Concretely: a research-assistant team running on traceAI-langchain instruments retrieval and answer spans, attaches ChunkUtilization to every answer span. The Agent Command Center plots utilisation distribution by retrieval-k value. When the team raises top-k from 5 to 10 chasing recall, mean utilisation drops from 0.71 to 0.49 — they have more chunks but the model uses each one less. They roll back to k=5 and instead invest in a stronger reranker, optimising for a high-attribution, high-utilisation regime rather than a high-recall, low-utilisation one.
Unlike Ragas context-utilisation, which is a single combined score, FutureAGI splits the metric into entity, phrase, and n-gram weights — that decomposition is what tells you whether to fix retrieval, prompt, or model.
How to Measure or Detect It
Chunk utilization is directly measurable. Wire up:
fi.evals.ChunkUtilization— aggregate 0-1 utilization score with a written reason.fi.evals.ContextUtilization— local-metric variant with entity, phrase, and n-gram weight decomposition.fi.evals.ContextRelevanceToResponse— complementary signal that checks relevance from the response’s side.- OTel attributes
retrieval.documentsandllm.output— the inputs every utilisation evaluator depends on. - Mean utilisation by retrieval-k (dashboard) — the plot that exposes diminishing returns from over-retrieval.
Minimal Python:
from fi.evals import ChunkUtilization
evaluator = ChunkUtilization()
result = evaluator.evaluate(
input="What is the capital of France?",
output="According to the provided information, Paris is the capital of France.",
context=[
"Paris is the capital and largest city of France.",
"France is a country in Western Europe."
]
)
print(result.score, result.reason)
Common Mistakes
- Treating chunk utilization and chunk attribution as the same metric. Attribution is Pass/Fail (used or not). Utilization is continuous (how much was used). They expose different failure modes.
- Maximising utilization at the cost of conciseness. A 1500-word response that quotes every chunk verbatim has high utilization and terrible user experience — pair with
IsConciseor a length budget. - Reading utilization without precision. A retriever that returns 10 chunks per query inflates the denominator on utilization regressions; correct for top-k before comparing.

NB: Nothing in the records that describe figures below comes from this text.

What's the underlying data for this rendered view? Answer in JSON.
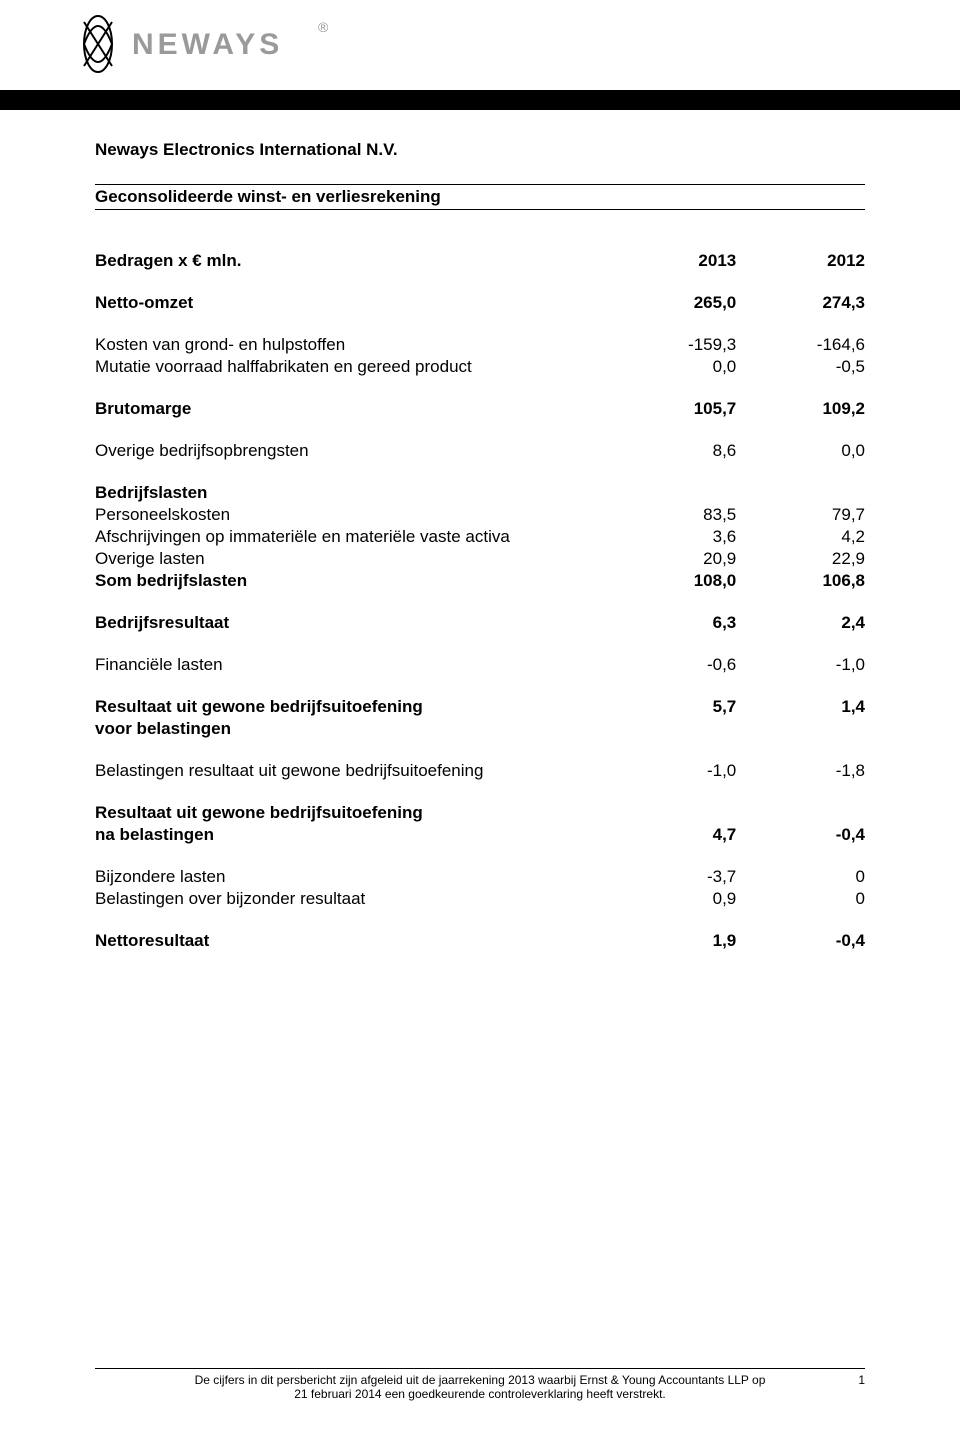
{
  "company_name": "Neways Electronics International N.V.",
  "section_title": "Geconsolideerde winst- en verliesrekening",
  "table": {
    "header_label": "Bedragen x € mln.",
    "col_years": [
      "2013",
      "2012"
    ],
    "rows": [
      {
        "type": "spacer"
      },
      {
        "label": "Netto-omzet",
        "v1": "265,0",
        "v2": "274,3",
        "bold": true
      },
      {
        "type": "spacer"
      },
      {
        "label": "Kosten van grond- en hulpstoffen",
        "v1": "-159,3",
        "v2": "-164,6"
      },
      {
        "label": "Mutatie voorraad halffabrikaten en gereed product",
        "v1": "0,0",
        "v2": "-0,5"
      },
      {
        "type": "spacer"
      },
      {
        "label": "Brutomarge",
        "v1": "105,7",
        "v2": "109,2",
        "bold": true
      },
      {
        "type": "spacer"
      },
      {
        "label": "Overige bedrijfsopbrengsten",
        "v1": "8,6",
        "v2": "0,0"
      },
      {
        "type": "spacer"
      },
      {
        "label": "Bedrijfslasten",
        "bold_label": true
      },
      {
        "label": "Personeelskosten",
        "v1": "83,5",
        "v2": "79,7"
      },
      {
        "label": "Afschrijvingen op immateriële en materiële vaste activa",
        "v1": "3,6",
        "v2": "4,2"
      },
      {
        "label": "Overige lasten",
        "v1": "20,9",
        "v2": "22,9"
      },
      {
        "label": "Som bedrijfslasten",
        "v1": "108,0",
        "v2": "106,8",
        "bold": true
      },
      {
        "type": "spacer"
      },
      {
        "label": "Bedrijfsresultaat",
        "v1": "6,3",
        "v2": "2,4",
        "bold": true
      },
      {
        "type": "spacer"
      },
      {
        "label": "Financiële lasten",
        "v1": "-0,6",
        "v2": "-1,0"
      },
      {
        "type": "spacer"
      },
      {
        "label": "Resultaat uit gewone bedrijfsuitoefening",
        "v1": "5,7",
        "v2": "1,4",
        "bold": true
      },
      {
        "label": "voor belastingen",
        "bold_label": true
      },
      {
        "type": "spacer"
      },
      {
        "label": "Belastingen resultaat uit gewone bedrijfsuitoefening",
        "v1": "-1,0",
        "v2": "-1,8"
      },
      {
        "type": "spacer"
      },
      {
        "label": "Resultaat uit gewone bedrijfsuitoefening",
        "bold_label": true
      },
      {
        "label": "na belastingen",
        "v1": "4,7",
        "v2": "-0,4",
        "bold": true
      },
      {
        "type": "spacer"
      },
      {
        "label": "Bijzondere lasten",
        "v1": "-3,7",
        "v2": "0"
      },
      {
        "label": "Belastingen over bijzonder resultaat",
        "v1": "0,9",
        "v2": "0"
      },
      {
        "type": "spacer"
      },
      {
        "label": "Nettoresultaat",
        "v1": "1,9",
        "v2": "-0,4",
        "bold": true
      }
    ]
  },
  "footer": {
    "line1": "De cijfers in dit persbericht zijn afgeleid uit de jaarrekening 2013 waarbij Ernst & Young Accountants LLP op",
    "line2": "21 februari 2014 een goedkeurende controleverklaring heeft verstrekt.",
    "page_number": "1"
  },
  "logo": {
    "brand_text": "NEWAYS",
    "text_color": "#9a9a9a",
    "stroke_color": "#000000"
  }
}
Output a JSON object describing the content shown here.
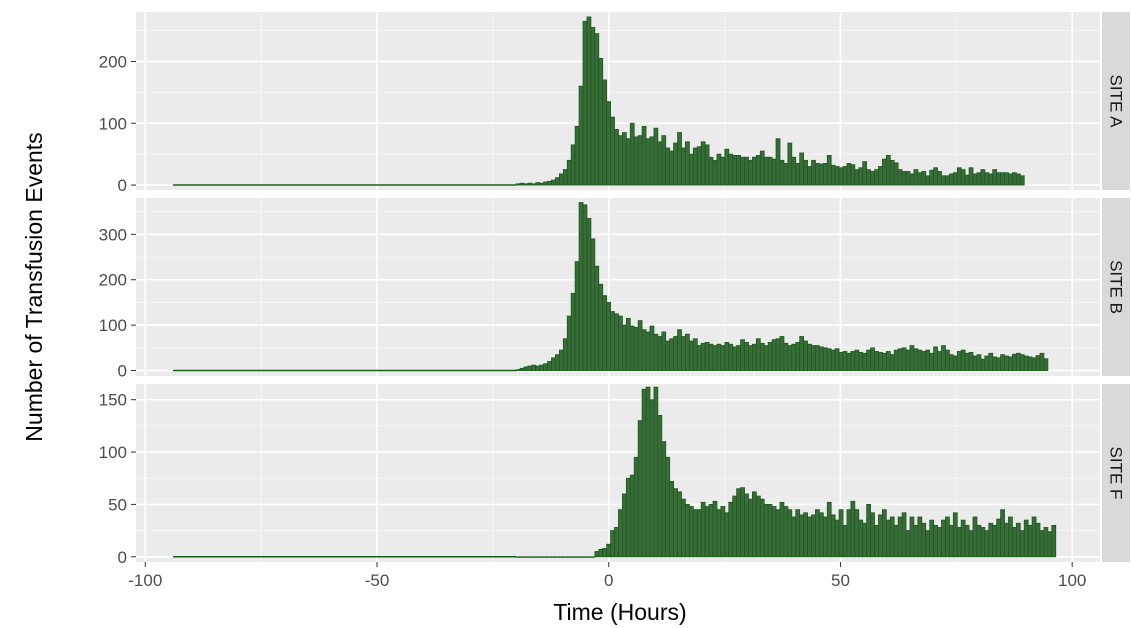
{
  "chart_data": {
    "type": "bar",
    "xlabel": "Time (Hours)",
    "ylabel": "Number of Transfusion Events",
    "xlim": [
      -102,
      106
    ],
    "x_ticks": [
      "-100",
      "-50",
      "0",
      "50",
      "100"
    ],
    "x_tick_values": [
      -100,
      -50,
      0,
      50,
      100
    ],
    "bin_width_hours": 1,
    "x_start": -94,
    "bar_fill": "#3a6b3a",
    "bar_outline": "#1a5c1a",
    "panel_background": "#ebebeb",
    "strip_background": "#d9d9d9",
    "facets": [
      {
        "label": "SITE A",
        "ylim": [
          -8,
          280
        ],
        "y_ticks": [
          "0",
          "100",
          "200"
        ],
        "y_tick_values": [
          0,
          100,
          200
        ],
        "bins_from_minus_20": [
          2,
          3,
          2,
          3,
          2,
          4,
          3,
          5,
          6,
          8,
          12,
          18,
          25,
          40,
          65,
          95,
          160,
          265,
          272,
          255,
          245,
          205,
          170,
          135,
          110,
          90,
          80,
          85,
          75,
          100,
          78,
          80,
          95,
          75,
          78,
          92,
          70,
          80,
          60,
          55,
          68,
          85,
          60,
          70,
          50,
          60,
          62,
          70,
          65,
          45,
          40,
          50,
          45,
          58,
          50,
          48,
          48,
          45,
          45,
          40,
          45,
          48,
          55,
          45,
          45,
          42,
          75,
          40,
          35,
          68,
          45,
          35,
          52,
          40,
          30,
          40,
          35,
          34,
          35,
          48,
          32,
          30,
          28,
          30,
          35,
          33,
          25,
          28,
          38,
          25,
          22,
          25,
          30,
          42,
          48,
          40,
          36,
          25,
          22,
          22,
          18,
          25,
          20,
          22,
          15,
          24,
          28,
          22,
          15,
          15,
          18,
          20,
          28,
          25,
          16,
          28,
          18,
          20,
          25,
          20,
          18,
          25,
          20,
          20,
          20,
          18,
          20,
          18,
          15
        ]
      },
      {
        "label": "SITE B",
        "ylim": [
          -12,
          380
        ],
        "y_ticks": [
          "0",
          "100",
          "200",
          "300"
        ],
        "y_tick_values": [
          0,
          100,
          200,
          300
        ],
        "bins_from_minus_20": [
          2,
          5,
          8,
          10,
          12,
          10,
          12,
          15,
          20,
          28,
          35,
          45,
          70,
          120,
          170,
          240,
          370,
          365,
          335,
          290,
          230,
          190,
          165,
          150,
          130,
          125,
          120,
          100,
          115,
          98,
          95,
          110,
          90,
          85,
          98,
          80,
          75,
          85,
          65,
          70,
          75,
          90,
          75,
          80,
          65,
          70,
          55,
          60,
          62,
          58,
          55,
          58,
          55,
          62,
          58,
          52,
          55,
          68,
          62,
          55,
          58,
          70,
          60,
          55,
          62,
          68,
          70,
          75,
          60,
          55,
          58,
          62,
          75,
          65,
          58,
          55,
          55,
          52,
          50,
          48,
          45,
          48,
          40,
          42,
          38,
          42,
          45,
          40,
          38,
          45,
          50,
          42,
          40,
          38,
          42,
          35,
          45,
          48,
          50,
          45,
          55,
          48,
          45,
          42,
          45,
          38,
          52,
          42,
          55,
          45,
          35,
          32,
          42,
          45,
          38,
          40,
          32,
          35,
          25,
          32,
          38,
          30,
          28,
          35,
          32,
          30,
          36,
          38,
          35,
          32,
          30,
          28,
          33,
          38,
          26
        ]
      },
      {
        "label": "SITE F",
        "ylim": [
          -5,
          165
        ],
        "y_ticks": [
          "0",
          "50",
          "100",
          "150"
        ],
        "y_tick_values": [
          0,
          50,
          100,
          150
        ],
        "bins_from_minus_20": [
          0,
          0,
          0,
          0,
          0,
          0,
          0,
          0,
          0,
          0,
          0,
          0,
          0,
          0,
          0,
          0,
          0,
          0,
          0,
          0,
          5,
          7,
          8,
          12,
          25,
          28,
          45,
          60,
          75,
          78,
          95,
          130,
          160,
          162,
          150,
          162,
          135,
          110,
          95,
          72,
          65,
          62,
          55,
          50,
          48,
          45,
          45,
          52,
          48,
          50,
          53,
          45,
          48,
          42,
          52,
          58,
          65,
          66,
          60,
          55,
          62,
          58,
          55,
          50,
          50,
          48,
          45,
          52,
          48,
          45,
          38,
          45,
          40,
          42,
          38,
          40,
          45,
          42,
          38,
          52,
          40,
          35,
          45,
          30,
          45,
          53,
          45,
          35,
          32,
          50,
          42,
          30,
          40,
          45,
          35,
          38,
          30,
          38,
          42,
          25,
          38,
          30,
          38,
          32,
          25,
          35,
          30,
          28,
          35,
          38,
          30,
          42,
          28,
          35,
          30,
          25,
          38,
          30,
          28,
          25,
          32,
          30,
          36,
          45,
          32,
          38,
          28,
          32,
          25,
          35,
          30,
          38,
          32,
          25,
          28,
          24,
          30,
          26,
          32,
          22
        ]
      }
    ]
  }
}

- Skipping utilization on multi-fact questions. This is exactly where surface-level grounding hides — single-fact questions are easy to fully utilize, multi-fact questions need utilization to expose missed integration.
- Using utilization to debug a hallucination. Hallucinations are a faithfulness or hallucination-score problem; utilization measures something orthogonal.
Frequently Asked Questions
What is chunk utilization?
Chunk utilization is a 0-1 RAG metric for how effectively a model integrates retrieved chunks into its response. Higher scores mean the response draws more entities, phrases, and structure from the context.
How is chunk utilization different from chunk attribution?
Attribution is binary — did the model reference the chunks at all. Utilization is continuous — how much of each chunk did the model actually use. Use attribution as a gate, utilization as an efficiency gauge.
How do you measure chunk utilization?
FutureAGI's fi.evals.ChunkUtilization takes the retrieved context and the response and returns a numeric score reflecting how thoroughly the model integrated the chunks. ContextUtilization is the entity-and-phrase-level local-metric variant.